La charte révisée de l’OCI probablement adoptée vendredi par le 11 ème Sommet

16:52 - March 14, 2008
Code de l'info: 1637324
Dakar(IQNA)- La charte de l’Organisation de la Conférence Islamique sera adoptée vendredi à Dakar, par les Souverains, Chefs d’Etat et de Gouvernement de l’OCI, a appris APA mercredi, de source digne de foi, un "très large consensus" ayant été obtenu après plusieurs jours d’après négociations entamées depuis le 18 février, par les hauts fonctionnaires.
Cinquante-six des 57 pays membres de l’Organisation se sont accordés sur un projet qui comporte une quarantaine d’articles, selon la même source, qui précise qu’un seul point faisait l’objet, jeudi encore, de discussions entre les délégations.
Ce point introduit «au dernier moment » par un membre de l’Organisation, aurait contribué à retarder les travaux, depuis la semaine dernière.
Le pays en question voudrait introduire dans la charte révisée de l’OCI, le point 7 de l’article 2 de la Charte des Nations Unies, mais « en faisant une lecture sélective ».
Cet article concerne l’attitude à tenir face aux affaires intérieures d’un Etat membre.

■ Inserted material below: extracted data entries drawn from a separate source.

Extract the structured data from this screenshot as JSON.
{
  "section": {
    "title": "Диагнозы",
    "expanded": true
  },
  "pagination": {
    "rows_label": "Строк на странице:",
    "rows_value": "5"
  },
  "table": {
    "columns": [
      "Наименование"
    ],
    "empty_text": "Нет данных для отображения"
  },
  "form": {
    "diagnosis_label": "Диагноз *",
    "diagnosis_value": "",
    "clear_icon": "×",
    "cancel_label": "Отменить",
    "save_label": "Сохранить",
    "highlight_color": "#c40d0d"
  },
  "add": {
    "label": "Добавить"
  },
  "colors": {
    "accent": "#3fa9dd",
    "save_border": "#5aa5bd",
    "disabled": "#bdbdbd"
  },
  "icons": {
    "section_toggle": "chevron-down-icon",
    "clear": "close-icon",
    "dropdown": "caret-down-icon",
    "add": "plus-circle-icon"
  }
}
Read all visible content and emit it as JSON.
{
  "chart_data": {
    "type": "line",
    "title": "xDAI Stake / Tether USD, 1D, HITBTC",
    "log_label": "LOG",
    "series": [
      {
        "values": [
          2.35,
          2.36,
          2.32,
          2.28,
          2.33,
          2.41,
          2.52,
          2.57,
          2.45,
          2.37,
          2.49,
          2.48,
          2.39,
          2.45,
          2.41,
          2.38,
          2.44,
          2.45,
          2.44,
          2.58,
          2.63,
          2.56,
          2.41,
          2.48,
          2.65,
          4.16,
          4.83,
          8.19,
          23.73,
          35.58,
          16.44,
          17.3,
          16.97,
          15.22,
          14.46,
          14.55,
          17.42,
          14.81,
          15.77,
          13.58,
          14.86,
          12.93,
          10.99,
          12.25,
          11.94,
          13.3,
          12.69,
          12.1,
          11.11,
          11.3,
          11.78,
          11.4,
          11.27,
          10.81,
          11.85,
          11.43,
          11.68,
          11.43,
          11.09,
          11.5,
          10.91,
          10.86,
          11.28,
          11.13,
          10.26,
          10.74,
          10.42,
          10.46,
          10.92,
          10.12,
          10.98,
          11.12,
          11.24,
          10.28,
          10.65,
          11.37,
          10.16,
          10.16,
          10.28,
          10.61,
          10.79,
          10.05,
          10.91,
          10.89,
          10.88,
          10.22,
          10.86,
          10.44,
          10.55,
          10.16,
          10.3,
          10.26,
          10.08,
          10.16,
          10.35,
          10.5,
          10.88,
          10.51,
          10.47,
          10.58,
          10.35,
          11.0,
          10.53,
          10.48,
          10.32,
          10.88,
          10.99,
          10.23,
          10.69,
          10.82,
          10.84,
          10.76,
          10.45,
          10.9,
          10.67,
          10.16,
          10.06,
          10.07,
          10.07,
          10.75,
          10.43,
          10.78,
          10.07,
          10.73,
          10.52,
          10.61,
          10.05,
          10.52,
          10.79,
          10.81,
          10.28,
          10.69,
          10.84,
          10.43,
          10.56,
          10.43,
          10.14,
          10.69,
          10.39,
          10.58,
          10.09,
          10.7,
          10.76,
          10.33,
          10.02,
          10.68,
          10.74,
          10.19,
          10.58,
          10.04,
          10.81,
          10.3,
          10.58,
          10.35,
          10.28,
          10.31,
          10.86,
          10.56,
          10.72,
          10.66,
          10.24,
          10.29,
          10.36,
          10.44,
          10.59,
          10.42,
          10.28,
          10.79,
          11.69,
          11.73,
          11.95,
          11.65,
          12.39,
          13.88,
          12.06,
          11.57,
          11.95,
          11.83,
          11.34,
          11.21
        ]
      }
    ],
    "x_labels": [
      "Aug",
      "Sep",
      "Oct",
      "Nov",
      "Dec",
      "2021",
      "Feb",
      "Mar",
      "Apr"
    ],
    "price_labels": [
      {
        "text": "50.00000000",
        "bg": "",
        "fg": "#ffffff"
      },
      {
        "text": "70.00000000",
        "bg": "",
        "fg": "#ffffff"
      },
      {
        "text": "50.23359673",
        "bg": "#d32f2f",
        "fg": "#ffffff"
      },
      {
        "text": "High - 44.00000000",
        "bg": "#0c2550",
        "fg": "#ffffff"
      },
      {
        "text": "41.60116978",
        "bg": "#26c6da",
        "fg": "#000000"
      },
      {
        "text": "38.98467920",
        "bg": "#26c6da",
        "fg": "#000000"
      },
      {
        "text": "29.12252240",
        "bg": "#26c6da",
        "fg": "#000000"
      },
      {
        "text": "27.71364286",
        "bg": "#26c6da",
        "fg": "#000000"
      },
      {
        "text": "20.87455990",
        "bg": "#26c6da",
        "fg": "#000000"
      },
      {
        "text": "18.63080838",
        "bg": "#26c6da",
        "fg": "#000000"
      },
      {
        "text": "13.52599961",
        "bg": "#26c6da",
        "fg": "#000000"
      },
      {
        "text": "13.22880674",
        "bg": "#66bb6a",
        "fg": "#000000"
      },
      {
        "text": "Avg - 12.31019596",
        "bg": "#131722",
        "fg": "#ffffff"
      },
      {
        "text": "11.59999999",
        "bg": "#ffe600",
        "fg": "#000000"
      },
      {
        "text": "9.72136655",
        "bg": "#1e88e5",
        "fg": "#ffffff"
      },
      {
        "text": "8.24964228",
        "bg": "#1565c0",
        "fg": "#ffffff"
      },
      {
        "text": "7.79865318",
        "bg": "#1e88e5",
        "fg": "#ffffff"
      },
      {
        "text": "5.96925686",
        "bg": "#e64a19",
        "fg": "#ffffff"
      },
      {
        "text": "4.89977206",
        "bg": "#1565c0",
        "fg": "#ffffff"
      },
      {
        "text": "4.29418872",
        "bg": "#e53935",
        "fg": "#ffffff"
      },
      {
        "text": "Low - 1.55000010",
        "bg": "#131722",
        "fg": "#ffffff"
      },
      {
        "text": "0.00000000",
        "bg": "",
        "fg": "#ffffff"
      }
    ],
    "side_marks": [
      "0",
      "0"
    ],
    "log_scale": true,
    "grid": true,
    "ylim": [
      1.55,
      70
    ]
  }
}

Le pays de l’OCI qui veut l’inscrire dans la nouvelle charte de l’Organisation se serait « abstenu de tenir compte », dans sa rédaction, des exceptions prévues par la charte des Nations Unies, en son chapitre VII.
« Aucune disposition de la présente Charte n’autorise les Nations Unies à intervenir dans des affaires qui relèvent essentiellement de la compétence nationale d’un Etat ni n’oblige les Membres à soumettre des affaires de ce genre à une procédure de règlement aux termes de la présente Charte ; toutefois, ce principe ne porte en rien atteinte à l’application des mesures de coercition prévues au Chapitre VII ».» (article 2, point 7).
De source proche des travaux ministériels, on indique que le blocage découlerait du refus de reproduire la partie : « toutefois, ce principe ne porte en rien atteinte à l’application des mesures de coercition prévues au Chapitre VII ».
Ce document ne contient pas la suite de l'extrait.